Trade Winds
The trade winds blow in the same latitudes where tropical rainforests grow --- between the Tropics of Cancer (23.5 degrees north of the equator) and Capricorn (23.5 degrees south of the equator), where the temperature stays warm year-round. The trade winds blow steadily from north to south in the northern hemisphere and from south to north in the southern hemisphere, and when they meet at the equator they cancel each other out in an area of no wind at all called the doldrums. These winds bring moisture from the sea to the rainforest, where it falls as rain. They also carry desert dust to the rainforests, where it enriches the soil.
Monsoons
Monsoons are strong winds that come from certain directions at different seasons. Some rainforests, such as those in Southeast Asia (especially the Philippines), have two monsoon seasons a year from opposite directions.

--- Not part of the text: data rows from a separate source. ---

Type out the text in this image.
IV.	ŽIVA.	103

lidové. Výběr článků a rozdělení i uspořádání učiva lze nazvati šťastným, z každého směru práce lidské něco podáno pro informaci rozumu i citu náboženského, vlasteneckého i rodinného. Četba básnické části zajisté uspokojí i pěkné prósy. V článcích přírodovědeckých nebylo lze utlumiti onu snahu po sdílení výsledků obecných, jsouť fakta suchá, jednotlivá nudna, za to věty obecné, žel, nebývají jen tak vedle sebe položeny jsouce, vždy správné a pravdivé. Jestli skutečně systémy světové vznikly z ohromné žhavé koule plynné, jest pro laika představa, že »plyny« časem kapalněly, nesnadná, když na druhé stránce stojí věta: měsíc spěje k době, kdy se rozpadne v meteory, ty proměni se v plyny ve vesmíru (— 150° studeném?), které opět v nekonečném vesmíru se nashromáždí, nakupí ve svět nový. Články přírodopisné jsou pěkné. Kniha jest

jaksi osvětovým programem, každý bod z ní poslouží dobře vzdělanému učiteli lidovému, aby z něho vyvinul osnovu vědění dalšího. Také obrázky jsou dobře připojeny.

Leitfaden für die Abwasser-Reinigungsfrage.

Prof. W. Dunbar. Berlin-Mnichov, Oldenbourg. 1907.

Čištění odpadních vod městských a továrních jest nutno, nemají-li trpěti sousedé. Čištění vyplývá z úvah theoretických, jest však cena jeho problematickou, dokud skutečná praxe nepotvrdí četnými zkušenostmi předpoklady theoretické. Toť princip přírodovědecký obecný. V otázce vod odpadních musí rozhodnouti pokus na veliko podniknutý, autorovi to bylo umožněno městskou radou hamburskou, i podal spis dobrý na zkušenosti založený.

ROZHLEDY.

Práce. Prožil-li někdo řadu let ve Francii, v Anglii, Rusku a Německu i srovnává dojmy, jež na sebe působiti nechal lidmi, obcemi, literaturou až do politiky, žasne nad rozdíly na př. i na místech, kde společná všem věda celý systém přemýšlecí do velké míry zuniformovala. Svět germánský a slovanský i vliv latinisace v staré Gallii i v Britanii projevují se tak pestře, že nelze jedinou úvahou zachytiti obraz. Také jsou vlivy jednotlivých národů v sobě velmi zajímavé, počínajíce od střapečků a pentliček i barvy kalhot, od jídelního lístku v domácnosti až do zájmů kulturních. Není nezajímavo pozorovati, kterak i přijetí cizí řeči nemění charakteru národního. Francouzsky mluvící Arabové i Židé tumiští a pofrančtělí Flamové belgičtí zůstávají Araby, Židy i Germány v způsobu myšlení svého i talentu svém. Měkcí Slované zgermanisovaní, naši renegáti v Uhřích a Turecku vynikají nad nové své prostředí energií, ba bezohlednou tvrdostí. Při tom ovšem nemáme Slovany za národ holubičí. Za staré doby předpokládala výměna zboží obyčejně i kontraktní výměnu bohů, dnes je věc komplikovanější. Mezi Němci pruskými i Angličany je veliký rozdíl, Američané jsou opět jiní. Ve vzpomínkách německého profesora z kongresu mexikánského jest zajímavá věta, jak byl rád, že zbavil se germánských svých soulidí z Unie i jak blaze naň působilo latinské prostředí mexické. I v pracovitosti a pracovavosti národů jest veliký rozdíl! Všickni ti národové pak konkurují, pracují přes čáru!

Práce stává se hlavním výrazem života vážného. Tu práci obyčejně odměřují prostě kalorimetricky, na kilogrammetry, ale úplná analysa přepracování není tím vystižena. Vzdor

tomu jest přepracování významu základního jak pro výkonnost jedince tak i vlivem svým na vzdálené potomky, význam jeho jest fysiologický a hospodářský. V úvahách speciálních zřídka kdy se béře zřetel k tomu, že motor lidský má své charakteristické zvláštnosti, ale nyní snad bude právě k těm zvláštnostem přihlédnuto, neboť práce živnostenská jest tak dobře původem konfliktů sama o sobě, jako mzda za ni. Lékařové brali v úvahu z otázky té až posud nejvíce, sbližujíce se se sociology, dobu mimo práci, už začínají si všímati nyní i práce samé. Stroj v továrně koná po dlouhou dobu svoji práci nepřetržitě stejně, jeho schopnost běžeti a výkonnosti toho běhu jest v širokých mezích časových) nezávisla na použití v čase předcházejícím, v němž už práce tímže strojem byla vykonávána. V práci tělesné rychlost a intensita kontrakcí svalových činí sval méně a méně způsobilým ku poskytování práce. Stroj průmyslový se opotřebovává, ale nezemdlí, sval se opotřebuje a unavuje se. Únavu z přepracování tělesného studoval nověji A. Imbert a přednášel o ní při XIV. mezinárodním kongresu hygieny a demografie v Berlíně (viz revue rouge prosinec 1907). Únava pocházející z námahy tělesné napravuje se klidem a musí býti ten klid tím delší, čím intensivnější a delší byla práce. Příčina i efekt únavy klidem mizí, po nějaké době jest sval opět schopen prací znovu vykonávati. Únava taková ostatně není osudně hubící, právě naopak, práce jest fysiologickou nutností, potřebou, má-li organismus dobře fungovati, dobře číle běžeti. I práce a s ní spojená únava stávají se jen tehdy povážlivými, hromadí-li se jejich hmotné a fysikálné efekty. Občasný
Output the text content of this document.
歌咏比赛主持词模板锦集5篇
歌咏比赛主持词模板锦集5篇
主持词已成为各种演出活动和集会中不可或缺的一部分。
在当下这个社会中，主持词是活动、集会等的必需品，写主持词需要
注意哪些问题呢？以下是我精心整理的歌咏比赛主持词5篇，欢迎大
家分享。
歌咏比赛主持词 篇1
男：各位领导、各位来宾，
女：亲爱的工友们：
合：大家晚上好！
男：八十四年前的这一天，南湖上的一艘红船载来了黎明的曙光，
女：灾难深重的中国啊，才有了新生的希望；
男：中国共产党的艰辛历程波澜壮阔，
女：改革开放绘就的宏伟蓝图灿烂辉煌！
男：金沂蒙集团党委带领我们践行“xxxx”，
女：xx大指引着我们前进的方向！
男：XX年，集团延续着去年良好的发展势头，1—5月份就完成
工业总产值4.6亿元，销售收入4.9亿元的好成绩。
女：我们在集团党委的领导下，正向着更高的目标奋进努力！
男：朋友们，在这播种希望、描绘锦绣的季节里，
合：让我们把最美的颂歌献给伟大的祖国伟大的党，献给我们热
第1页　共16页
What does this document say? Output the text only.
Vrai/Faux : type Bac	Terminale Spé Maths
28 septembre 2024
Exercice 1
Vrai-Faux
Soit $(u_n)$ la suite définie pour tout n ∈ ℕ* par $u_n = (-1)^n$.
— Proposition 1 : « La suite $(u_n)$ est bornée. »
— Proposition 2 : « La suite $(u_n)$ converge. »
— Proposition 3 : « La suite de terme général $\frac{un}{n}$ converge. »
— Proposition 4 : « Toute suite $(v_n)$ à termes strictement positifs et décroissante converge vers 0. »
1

If the wind patterns are disrupted and the monsoon rains do not come, the effect on the rainforest and agriculture in the area can be devastating.
Hurricanes, Typhoons and Cyclones
All three of these names refer to the same weather phenomenon --- a violent storm containing high winds in a rotating pattern that moves across the tropical and semitropical oceans and, when it strikes land, can kill people and damage property. If a hurricane moves ashore into a rainforest, some coastal vegetation may be damaged, but the sheer bulk of the rainforest will actually disrupt and moderate the hurricane winds.
Thunderstorms
Thunderstorms are local weather events caused by warm, moist air rising high enough in the atmosphere to cool the moisture into a cloud of ice crystals and water droplets. Ice crystals and water droplets carry opposing electrical charges, and when these charges build up enough in a cloud, they discharge as lightning, and the air waves from the discharge make the sound we call thunder. Rainforests can actually create thunderstorms when they release moisture from the leaves of the vegetation into the winds, disrupting the layers of atmosphere overhead and making them unstable. Severe thunderstorms can contain winds upward of 50 miles per hour, but damage to the rainforest is minimal and actually has a healthy effect on it, opening areas to sunlight and encouraging growth there.